I've had the rare good fortune to work with a funny and competent business consultant at my job. Last week he loaned me a book that I've long wanted to read. I thought that Parkinson's Lawby C. Nortcoate Parkinson was a serious, number-filled MBA academic book. It is, rather, a thin book of hilarious essays that use statistics and formulae that only appear to verify the theories which are accurate prima fascia, no math required.
Parkinson's Law states that an organization will grow at a steady state regardless of the amount of work to be performed. His famous example comes from a study of the British Navy. From 1918 to 1928, the number of ships in the Navy decreased from 62 to 20, officers and men decreased 31.5%, dockyard workers increased 9%, while Dockyard officials and clerks increased 40.28% and Admiralty officials increased 70.45%.
Who cares if the numbers are real; who has not observed the law in real life? At the university, where it is not easy to get funding for new positions, people simply hire more student employees, using money budgeted for equipment.
Or who hasn't observed the Law of Triviality: time spent on any item on an agenda will be in inverse proportion to the sum (of money) involved. This law derives from the fact that for decisions that will result in the expenditure of very large sums of money, the participants in the decision are required to understand the details of choices. Those who actually understand the details of a project are not invited to participate in the decision making, and the decision is made on the recommendation of one manager at the table who understands the issue slightly more than the others.
But my favorite part of the book is about a substance called "injelitance:"

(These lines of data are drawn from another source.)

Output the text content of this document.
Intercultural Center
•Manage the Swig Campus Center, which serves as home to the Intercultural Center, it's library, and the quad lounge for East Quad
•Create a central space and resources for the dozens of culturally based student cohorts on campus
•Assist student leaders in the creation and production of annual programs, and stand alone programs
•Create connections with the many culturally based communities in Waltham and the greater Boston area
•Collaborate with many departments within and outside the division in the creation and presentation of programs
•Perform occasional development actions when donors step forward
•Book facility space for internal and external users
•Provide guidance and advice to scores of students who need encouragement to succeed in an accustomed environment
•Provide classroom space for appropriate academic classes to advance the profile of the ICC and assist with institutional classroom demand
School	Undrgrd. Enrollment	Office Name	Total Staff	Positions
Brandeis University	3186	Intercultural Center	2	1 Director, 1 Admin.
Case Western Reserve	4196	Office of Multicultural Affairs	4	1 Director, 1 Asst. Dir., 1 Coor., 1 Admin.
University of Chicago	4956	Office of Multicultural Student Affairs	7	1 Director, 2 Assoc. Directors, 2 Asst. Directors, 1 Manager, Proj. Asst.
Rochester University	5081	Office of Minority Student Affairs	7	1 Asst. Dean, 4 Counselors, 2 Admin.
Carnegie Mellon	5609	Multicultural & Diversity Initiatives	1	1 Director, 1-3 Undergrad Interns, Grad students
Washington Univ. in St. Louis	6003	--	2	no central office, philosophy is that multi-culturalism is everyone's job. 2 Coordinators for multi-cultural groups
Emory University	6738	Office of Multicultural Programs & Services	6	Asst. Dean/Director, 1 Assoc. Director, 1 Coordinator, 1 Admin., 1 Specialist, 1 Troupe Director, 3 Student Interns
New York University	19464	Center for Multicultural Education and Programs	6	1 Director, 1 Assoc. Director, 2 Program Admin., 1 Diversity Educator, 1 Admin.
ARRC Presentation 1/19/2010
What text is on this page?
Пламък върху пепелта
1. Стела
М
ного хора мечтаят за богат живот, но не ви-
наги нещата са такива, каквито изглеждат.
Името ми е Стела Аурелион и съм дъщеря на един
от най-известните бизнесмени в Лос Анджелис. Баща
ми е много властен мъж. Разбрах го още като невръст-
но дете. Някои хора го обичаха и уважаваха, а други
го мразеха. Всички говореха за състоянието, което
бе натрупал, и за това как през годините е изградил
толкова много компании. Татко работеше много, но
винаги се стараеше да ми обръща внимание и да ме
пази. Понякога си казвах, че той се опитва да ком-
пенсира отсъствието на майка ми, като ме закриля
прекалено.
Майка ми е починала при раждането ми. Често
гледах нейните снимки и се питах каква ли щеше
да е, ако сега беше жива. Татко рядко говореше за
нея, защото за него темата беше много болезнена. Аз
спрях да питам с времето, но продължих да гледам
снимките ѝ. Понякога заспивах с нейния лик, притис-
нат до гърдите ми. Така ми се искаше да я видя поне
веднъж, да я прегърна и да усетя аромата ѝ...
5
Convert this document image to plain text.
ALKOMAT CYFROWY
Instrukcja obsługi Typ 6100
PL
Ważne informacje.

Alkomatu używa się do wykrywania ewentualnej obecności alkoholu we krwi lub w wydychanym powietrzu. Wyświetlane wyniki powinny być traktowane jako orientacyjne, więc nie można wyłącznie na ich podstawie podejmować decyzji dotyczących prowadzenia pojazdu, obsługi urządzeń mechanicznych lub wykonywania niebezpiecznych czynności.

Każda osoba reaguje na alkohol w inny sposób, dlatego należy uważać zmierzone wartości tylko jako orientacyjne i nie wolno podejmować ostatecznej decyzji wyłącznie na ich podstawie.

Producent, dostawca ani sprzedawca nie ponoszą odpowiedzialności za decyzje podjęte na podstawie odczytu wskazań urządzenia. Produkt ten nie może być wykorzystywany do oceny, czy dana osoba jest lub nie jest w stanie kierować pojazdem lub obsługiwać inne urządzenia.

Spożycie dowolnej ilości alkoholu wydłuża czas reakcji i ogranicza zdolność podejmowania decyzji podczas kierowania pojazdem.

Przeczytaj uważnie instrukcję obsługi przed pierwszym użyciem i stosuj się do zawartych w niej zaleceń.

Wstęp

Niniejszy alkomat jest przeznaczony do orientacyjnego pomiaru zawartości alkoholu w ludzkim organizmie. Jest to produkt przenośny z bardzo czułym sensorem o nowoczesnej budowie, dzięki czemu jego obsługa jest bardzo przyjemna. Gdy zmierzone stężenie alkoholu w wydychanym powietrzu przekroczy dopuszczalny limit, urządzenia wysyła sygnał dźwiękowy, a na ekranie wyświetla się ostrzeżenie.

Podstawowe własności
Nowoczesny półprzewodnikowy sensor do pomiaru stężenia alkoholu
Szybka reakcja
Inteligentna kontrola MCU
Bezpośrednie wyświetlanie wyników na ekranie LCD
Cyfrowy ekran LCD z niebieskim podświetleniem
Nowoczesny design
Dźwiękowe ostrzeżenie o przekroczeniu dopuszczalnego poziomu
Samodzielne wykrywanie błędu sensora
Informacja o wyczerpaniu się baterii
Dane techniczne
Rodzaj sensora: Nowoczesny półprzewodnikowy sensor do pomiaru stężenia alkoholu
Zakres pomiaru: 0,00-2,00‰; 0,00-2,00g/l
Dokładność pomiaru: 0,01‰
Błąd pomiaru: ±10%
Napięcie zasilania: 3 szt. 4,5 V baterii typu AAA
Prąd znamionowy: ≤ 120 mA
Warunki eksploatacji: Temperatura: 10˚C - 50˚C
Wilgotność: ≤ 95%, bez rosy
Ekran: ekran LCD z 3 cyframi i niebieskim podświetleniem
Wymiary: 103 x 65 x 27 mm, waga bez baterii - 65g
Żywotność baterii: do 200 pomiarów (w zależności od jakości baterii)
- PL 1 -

The first sign of danger is represented by the appearance in the organization’s hierarchy of an individual who combines in himself a high concentration of incompetence and jealousy. Neither quality is significant in itself and most people have a certain proportion of each. But when these two qualities reach a certain concentration—represented at present by the formula I3J5 [I-cubed by J to the fifth]—there is a chemical reaction. The two elements fuse, producing a new substance that we have termed "injelitance." The presence of this substance can be safely inferred from the actions of any individual who, having failed to make anything of his own department, tries constantly to interfere with other departments and gain control of the central administration. The specialist who observes this particular mixture of failure and ambition will at once shake his head and murmur, "Primary or idiopathic injelitance." The symptoms, as we shall see, are quite unmistakable.
The next or secondary stage in the progress of the disease is reached when the infected individual gains complete or partial control of the central organization. In many instances this stage is reached without any period of primary infection, the individual having actually entered the organization at that level. The injelitant individual is easily recognizable at this stage from the persistence with which he struggles to eject all those abler than himself, as also from his resistance to the appointment or promotion of anyone who might prove abler in course of time. He dare not say, ‘Mr Asterisk is too able,’ so he says, ‘Asterisk? Clever, perhaps—but is he sound? I incline to prefer Mr Cypher.’ He dare not say, ‘Mr Asterisk makes me feel small,’ so he says, ‘Mr Cypher appears to me to have the better judgement.’ Judgement is an interesting word that signifies in this context the opposite of intelligence; it means, in fact, doing what was done last time. So Mr Cypher is promoted and Mr Asterisk goes elsewhere. The central administration gradually fills up with people stupider than the chairman, director, or manager. If the head of the organization is second-rate, he will see to it that his immediate staff are all third-rate; and they will, in turn, see to it that their subordinates are fourth-rate. There will soon be an actual competition in stupidity, people pretending to be even more brainless than they are.